Monday, September 13, 2010

Indefinite

I never understood it when adults would say "If I could go back and redo high school, I would."
To be honest, I personally hated High School. People are insecure, immature, mean and overall just...lost. I was always alone during breaks and lunch. I often wondered if there was something wrong with me, and why I never had someone to sit with or go out to eat with. I would wonder all on my own trying to kill time day after day for four years. It felt like it would never end. Like most teenagers I had my own self esteem issues that got me down and most of the time I felt dazed and confused. About everything. Things that I dont even think about, now. My question to everything in existence was "why?" I couldn't grasp an understanding of life or myself. But in the blink of an eye High School did end. I made it, I survived and well graduated. Just the fact that I completed and succeeded felt like a huge accomplishment because I struggled through most of it not school-wise, but mentally, and emotionally.

I am now in my first year of college. I am in a relationship. I am confident with my independence and myself. I know who I am, and I like who I am. These are sentences I never thought i'd speak. High school is just one hell of a waiting room. When your out life really does begin like they told you. Your a totally different person. Your older, wiser, stronger. You find the happiness you were searching for all throughout your adolescence. You find answers, maybe not to life but within yourself. And once you find yourself that is when you become content with everything and everyone in your environment. Things actually start to make sense. Giving up, quitting. These two things are not worth doing.

Everyone has potential if you apply yourself. I learned that "can't" is a word that will not get you anywhere and it shouldn't have to be a word to define anything. Don't apply that word to yourself because you CAN. If you don't believe how will you succeed?

Have belief in yourself, in your dreams and your goals. Strong belief will become reality. It is all in the mind which YOU control. Never give up, before you do consider all options and ask yourself if you have even tried. Tried everything there possibly is to try. Seek answers, seek advice, seek within yourself. Doing that, and knowing that and having that ability will let and help you know everything there is to know. Lonely, will not be lonely if you know and are comfortable with who you are.

I am sitting alone typing this right now, half an hour till my next class. You know what? I am perfectly content with it. I dont feel hopeless, or empty. And I am certainly not questioning if there is something the matter with me just because I dont have an acquaintance next to me. That will not solve your problems. Learn to love yourself, because if you don't how will another learn to love you?

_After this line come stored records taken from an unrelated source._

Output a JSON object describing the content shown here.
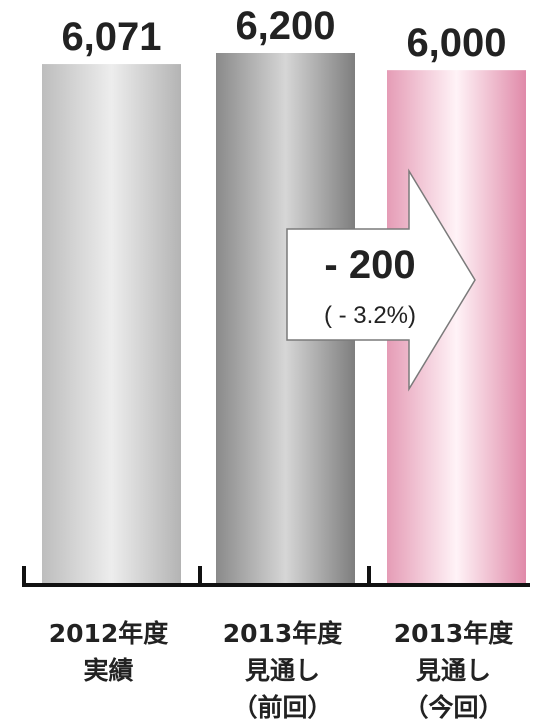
{
  "chart_data": {
    "type": "bar",
    "categories": [
      [
        "2012年度",
        "実績"
      ],
      [
        "2013年度",
        "見通し",
        "（前回）"
      ],
      [
        "2013年度",
        "見通し",
        "（今回）"
      ]
    ],
    "values": [
      6071,
      6200,
      6000
    ],
    "value_labels": [
      "6,071",
      "6,200",
      "6,000"
    ],
    "bar_colors": [
      "#cfcfcf",
      "#9e9e9e",
      "#f5d3df"
    ],
    "annotation": {
      "main": "- 200",
      "sub": "( - 3.2%)"
    },
    "ylim": [
      0,
      6400
    ],
    "grid": false,
    "legend": "none"
  }
}
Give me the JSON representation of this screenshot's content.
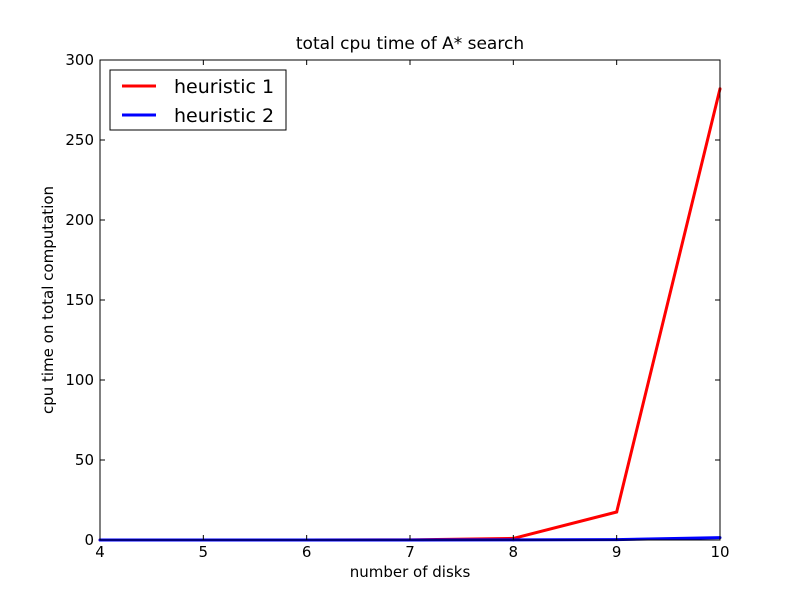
{
  "chart_data": {
    "type": "line",
    "title": "total cpu time of A* search",
    "xlabel": "number of disks",
    "ylabel": "cpu time on total computation",
    "xlim": [
      4,
      10
    ],
    "ylim": [
      0,
      300
    ],
    "x": [
      4,
      5,
      6,
      7,
      8,
      9,
      10
    ],
    "xticks": [
      "4",
      "5",
      "6",
      "7",
      "8",
      "9",
      "10"
    ],
    "yticks": [
      "0",
      "50",
      "100",
      "150",
      "200",
      "250",
      "300"
    ],
    "grid": false,
    "legend_position": "top-left",
    "series": [
      {
        "name": "heuristic 1",
        "color": "#ff0000",
        "values": [
          0.0,
          0.0,
          0.0,
          0.1,
          1.0,
          17.5,
          282.0
        ]
      },
      {
        "name": "heuristic 2",
        "color": "#0000ff",
        "values": [
          0.0,
          0.0,
          0.0,
          0.0,
          0.1,
          0.2,
          1.5
        ]
      }
    ]
  }
}
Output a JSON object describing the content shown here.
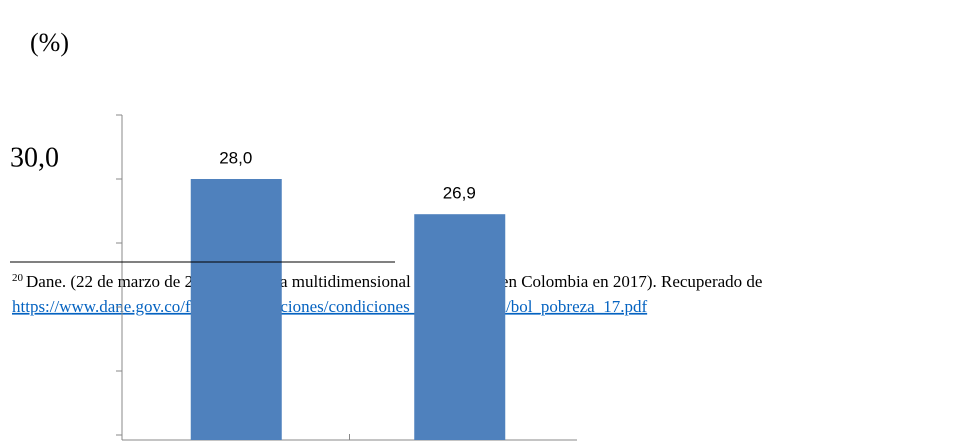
{
  "chart_data": {
    "type": "bar",
    "unit_label": "(%)",
    "categories": [
      null,
      null
    ],
    "values": [
      28.0,
      26.9
    ],
    "value_labels": [
      "28,0",
      "26,9"
    ],
    "color": "#4f81bd",
    "ylim": [
      20,
      30
    ],
    "yticks": [
      {
        "value": 30,
        "label": "30,0"
      }
    ],
    "minor_yticks": [
      28,
      26,
      24,
      22,
      20
    ]
  },
  "footnote": {
    "number": "20",
    "text": "Dane. (22 de marzo de 2018). Pobreza multidimensional y monetario en Colombia en 2017). Recuperado de",
    "link": "https://www.dane.gov.co/files/investigaciones/condiciones_vida/pobreza/bol_pobreza_17.pdf"
  }
}
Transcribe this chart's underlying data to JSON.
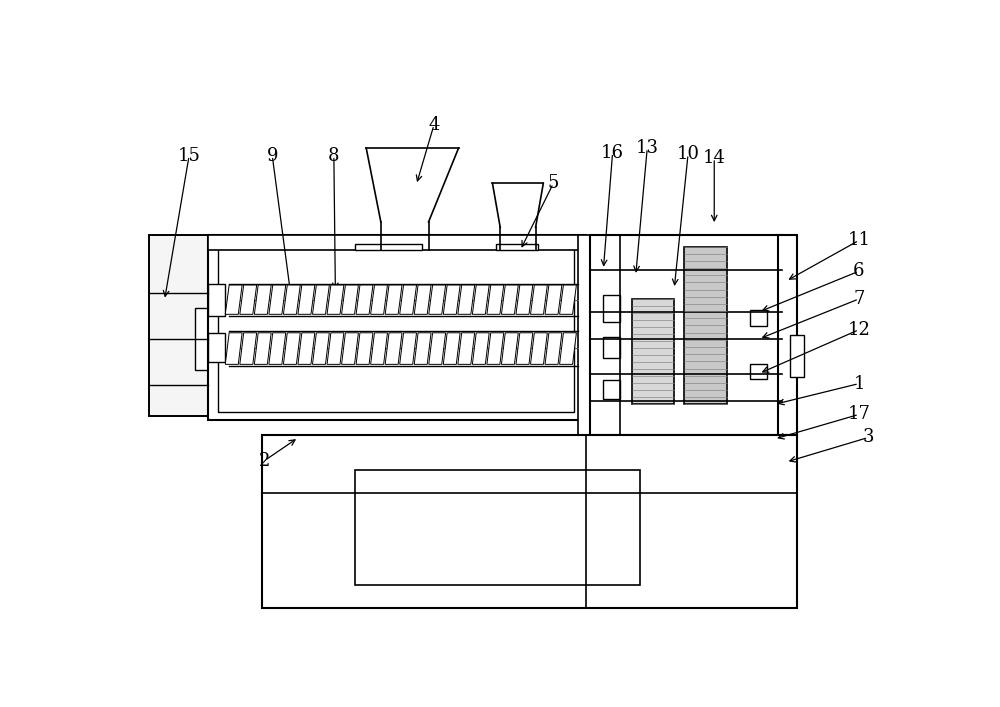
{
  "bg_color": "#ffffff",
  "lc": "#000000",
  "lw": 1.2,
  "label_fs": 13,
  "labels": [
    [
      "15",
      80,
      92,
      48,
      280
    ],
    [
      "9",
      188,
      92,
      215,
      295
    ],
    [
      "8",
      268,
      92,
      270,
      270
    ],
    [
      "4",
      398,
      52,
      375,
      130
    ],
    [
      "5",
      553,
      128,
      510,
      215
    ],
    [
      "16",
      630,
      88,
      618,
      240
    ],
    [
      "13",
      675,
      82,
      660,
      248
    ],
    [
      "10",
      728,
      90,
      710,
      265
    ],
    [
      "14",
      762,
      95,
      762,
      182
    ],
    [
      "11",
      950,
      202,
      855,
      255
    ],
    [
      "6",
      950,
      242,
      820,
      295
    ],
    [
      "7",
      950,
      278,
      820,
      330
    ],
    [
      "12",
      950,
      318,
      820,
      375
    ],
    [
      "1",
      950,
      388,
      840,
      415
    ],
    [
      "2",
      178,
      488,
      222,
      458
    ],
    [
      "17",
      950,
      428,
      840,
      460
    ],
    [
      "3",
      962,
      458,
      855,
      490
    ]
  ]
}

I do not hold all the answers or secrets to the world, but that is why I want to go out into the world and explore it, travel it, witness all there possibly is to see. Breathe. I want to feel every emotion in every humanly possible way. That is what helps you grow more so. For every time you get lost, you will find yourself, or rather you will find something. I can guarantee that, as long as you are paying attention, and you will start to see and gather and notice the things you have found. The things you have searched for, and the knowledge you have gained.

Be alert, be alive. Most importantly... be happy.

I dont know that there is a reason for everything, but I most definitely try to believe in that.
I try to believe that the sun shines for a reason, the same as why we are here, what we are doing here, what we are for, where will we go?

It's is not a matter of knowing, this life. It is the matter of being here and making the most of every moment and every day. Time is moving, quickly. We are moving quickly. Hold on to the sight of the stars and the wind in the atmosphere. I recognize that something is here. You will start to feel that way too, you can.

I do not believe there is one single word which is to define life or the meaning of it. It is. That is all I can say, it just is, and we just are. Maybe others will understand that, maybe others wont. But that is what I have to say, that is what I feel.

I feel like there is music playing in the background, like there are secrets hiding behind the clouds, between dreams and within sleep.

Never let go of anything you passionately and infinitely believe in, because it is real and it is apart of you. Don't lose yourself.

Some tides may break and others may be swallowed, just know that you are apart of the world, you are existing so let yourself exist, and feel and live.

Your thoughts can whisper danger,
that will follow you everywhere you go.

But remember the world, remember where you are standing.
Hold on to everything that you are.
Every part of you matters, even if it doesn't to somebody else.
It matters to something, to somewhere.
It matters to this place you were brought to,
Long after you are gone
there will be silence of you,
shades of you.

I can hear the music in the background.